- Appeals and Judicial Review
- Class Actions
- Conflicts of Law and Enforcement of Foreign Judgments
- Securities Litigation
On June 8, 2017, the Supreme Court of Canada denied leave to appeal from a decision of the Ontario Court of Appeal in Excalibur Special Opportunities LP v. Schwartz Levitsky Feldman LLP that certified an Ontario class action against a Canadian auditor involved in an American private placement of shares and warrants issued primarily to American investors. In refusing to hear a further appeal, despite a strongly worded dissent from Justice Robert Blair, Canada’s highest court has declined to opine on a decision that arguably sets a high water mark for when Ontario courts will take jurisdiction over a class action that has minimal contacts with Ontario and purports to bind mainly foreign plaintiffs.
The Excalibur action stemmed from a private placement of shares and warrants in a Chinese corporation called Southern China Livestock that were marketed and sold by the company’s American owners to persons who qualified as accredited investors under the U.S. Securities Act of 1993. Almost $7.6 million was raised from 57 investors – all but one of whom resided outside Ontario. Less than two years later, amidst allegations of a lack of financial controls over its all cash business, Southern China Livestock ceased operating and the investors lost everything. A Canadian accounting firm, Schwartz Levitsky Feldman (“SLF”), had provided a clean audit opinion regarding the company as part of the private placement and was sued for alleged negligence and misrepresentations in its audit report by the one Ontario-based investor, Excalibur, on behalf of a proposed global class comprised of all worldwide investors.
On the initial certification motion, Superior Court Justice Paul Perell denied certification on two grounds. Firstly, when considering the suitability of the proposed class under s.5(1) of the Class Proceedings Act, 1992, he found that Ontario did not have a sufficiently real and substantial connection to the underlying facts and class members in the proposed class action for the Ontario courts to properly take jurisdiction over the proceeding. In his view, this lack of connection to Ontario raised an issue of fairness to foreign class members who would not reasonably have expected to have their rights in relation to this American offering determined in by an Ontario court. Secondly, Justice Perell found that a class action was not the preferable procedure for the action and not necessary to do justice to the parties, largely due to the fact that the total $3 million value of the ten largest plaintiffs’ claims made it economical for those plaintiffs to proceed together in a normal action. Justice Perell found that a joinder of claims should be the default procedure for such actions and that the plaintiff had not shown that a class action was necessary to do justice to the parties.
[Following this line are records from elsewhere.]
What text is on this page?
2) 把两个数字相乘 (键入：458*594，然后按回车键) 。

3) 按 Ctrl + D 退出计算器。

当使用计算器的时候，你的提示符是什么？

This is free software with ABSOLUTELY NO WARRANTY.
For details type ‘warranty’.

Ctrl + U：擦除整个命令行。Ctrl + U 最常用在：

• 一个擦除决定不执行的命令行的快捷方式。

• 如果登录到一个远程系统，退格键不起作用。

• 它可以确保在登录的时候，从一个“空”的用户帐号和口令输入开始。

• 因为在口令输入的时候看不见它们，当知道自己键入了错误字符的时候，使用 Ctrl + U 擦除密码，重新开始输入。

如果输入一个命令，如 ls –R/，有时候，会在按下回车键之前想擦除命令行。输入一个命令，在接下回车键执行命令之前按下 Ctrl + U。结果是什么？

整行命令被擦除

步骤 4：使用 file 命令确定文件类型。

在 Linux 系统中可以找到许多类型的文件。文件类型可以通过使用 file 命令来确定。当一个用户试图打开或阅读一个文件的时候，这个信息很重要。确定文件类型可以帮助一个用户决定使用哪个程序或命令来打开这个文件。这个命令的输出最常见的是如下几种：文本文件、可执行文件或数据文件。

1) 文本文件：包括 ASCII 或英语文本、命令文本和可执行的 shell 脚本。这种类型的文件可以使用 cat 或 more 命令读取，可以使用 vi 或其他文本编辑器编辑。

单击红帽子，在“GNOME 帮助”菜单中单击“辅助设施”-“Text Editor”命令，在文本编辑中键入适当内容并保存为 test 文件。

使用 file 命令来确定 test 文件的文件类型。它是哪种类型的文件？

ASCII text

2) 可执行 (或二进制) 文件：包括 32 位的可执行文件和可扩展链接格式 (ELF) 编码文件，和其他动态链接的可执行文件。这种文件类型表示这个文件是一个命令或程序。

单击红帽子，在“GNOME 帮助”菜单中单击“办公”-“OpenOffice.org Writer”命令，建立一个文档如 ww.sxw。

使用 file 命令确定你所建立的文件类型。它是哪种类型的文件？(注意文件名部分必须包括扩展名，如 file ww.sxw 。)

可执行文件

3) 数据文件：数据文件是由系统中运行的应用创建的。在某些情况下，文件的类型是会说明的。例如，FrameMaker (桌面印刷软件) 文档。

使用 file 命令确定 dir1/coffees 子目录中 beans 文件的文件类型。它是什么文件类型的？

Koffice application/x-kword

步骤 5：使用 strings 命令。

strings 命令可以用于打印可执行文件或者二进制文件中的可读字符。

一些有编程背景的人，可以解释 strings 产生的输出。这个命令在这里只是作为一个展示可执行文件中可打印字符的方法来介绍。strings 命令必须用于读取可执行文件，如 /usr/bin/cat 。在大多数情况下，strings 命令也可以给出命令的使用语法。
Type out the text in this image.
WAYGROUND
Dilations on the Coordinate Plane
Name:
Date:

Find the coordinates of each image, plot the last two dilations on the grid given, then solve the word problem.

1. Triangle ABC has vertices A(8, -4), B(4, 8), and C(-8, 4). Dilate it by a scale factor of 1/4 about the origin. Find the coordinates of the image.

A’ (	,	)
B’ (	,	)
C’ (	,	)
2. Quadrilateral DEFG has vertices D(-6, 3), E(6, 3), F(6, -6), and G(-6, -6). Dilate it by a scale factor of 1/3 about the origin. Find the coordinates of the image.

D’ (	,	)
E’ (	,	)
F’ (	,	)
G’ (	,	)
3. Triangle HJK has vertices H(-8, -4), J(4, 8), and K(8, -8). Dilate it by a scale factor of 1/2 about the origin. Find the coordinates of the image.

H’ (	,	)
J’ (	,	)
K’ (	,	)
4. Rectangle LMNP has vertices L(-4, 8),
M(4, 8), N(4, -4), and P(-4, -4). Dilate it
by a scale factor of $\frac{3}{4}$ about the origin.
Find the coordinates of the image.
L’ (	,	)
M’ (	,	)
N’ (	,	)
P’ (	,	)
The initial appeal to the Divisional Court was dismissed (with a strong dissent from Justice Sachs), but on a further appeal the Court of Appeal for Ontario overturned Justice Perell’s decision and certified the class action. In doing so, the Court of Appeal observed that Justice Perell had “focused incorrectly on the private placement transaction in the U.S., instead of SLF’s preparation of the audit report in Ontario.” The majority observed that it was for the plaintiffs to plead their case as they saw fit and the claim focused entirely on an audit report that was prepared in Toronto by an Ontario-based defendant –connections that were sufficient to found jurisdiction in Ontario. The Court of Appeal also disagreed with Justice Perell’s view that a joinder of multiple claims is the default position or that a class proceeding must be shown to be necessary to do justice in a case in order to be the preferable procedure. It was observed that 31 of the 57 investors had claims worth less than $100,000 that would be difficult uneconomical to litigate as stand-alone claims. There was also no evidence to show “that the proposed class members are a cohesive group who would or could agree on a form of joint retainer and an allocation of the costs of the litigation.” In summary, it was found that a class action on behalf of a global class of investors in Ontario was preferable, the orders below were set aside, and the action was certified.
In a strongly-worded dissent, the Justice Blair would have upheld the decision below to deny certification of the action. In his view, there was no question that the courts of Ontario could take jurisdiction over the claim against Ontario-based SLF. For him, the only question was whether an Ontario court should take jurisdiction or, alternatively, exercise restraint and decline it. In this case, Justice Blair observed that underlying the proposed class action was an “almost entirely foreign-related factual matrix” and he found that Justice Perell’s determination that he should exercise judicial restraint and decline jurisdiction was both well-founded and entitled to deference. Justice Blair also deferred to Justice Perell’s preferable procedure analysis and, finding that the correct principles were applied, would have upheld it.
Excalibur v. Schwartz Levitsky Feldman raises important and fundamental issues regarding whether and when Ontario (and Canadian) courts can and should take jurisdiction over class actions that originate primarily beyond Canada’s borders and will impact mostly foreign class members. Four of the seven Ontario judges that heard the motions and appeals leading up to the application for leave to appeal to the Supreme Court of Canada disagreed with the majority decision in the Ontario Court of Appeal. It is unfortunate that Canada’s highest court declined to hear a further appeal and provide national guidance on the important and divisive issues raised by this decision.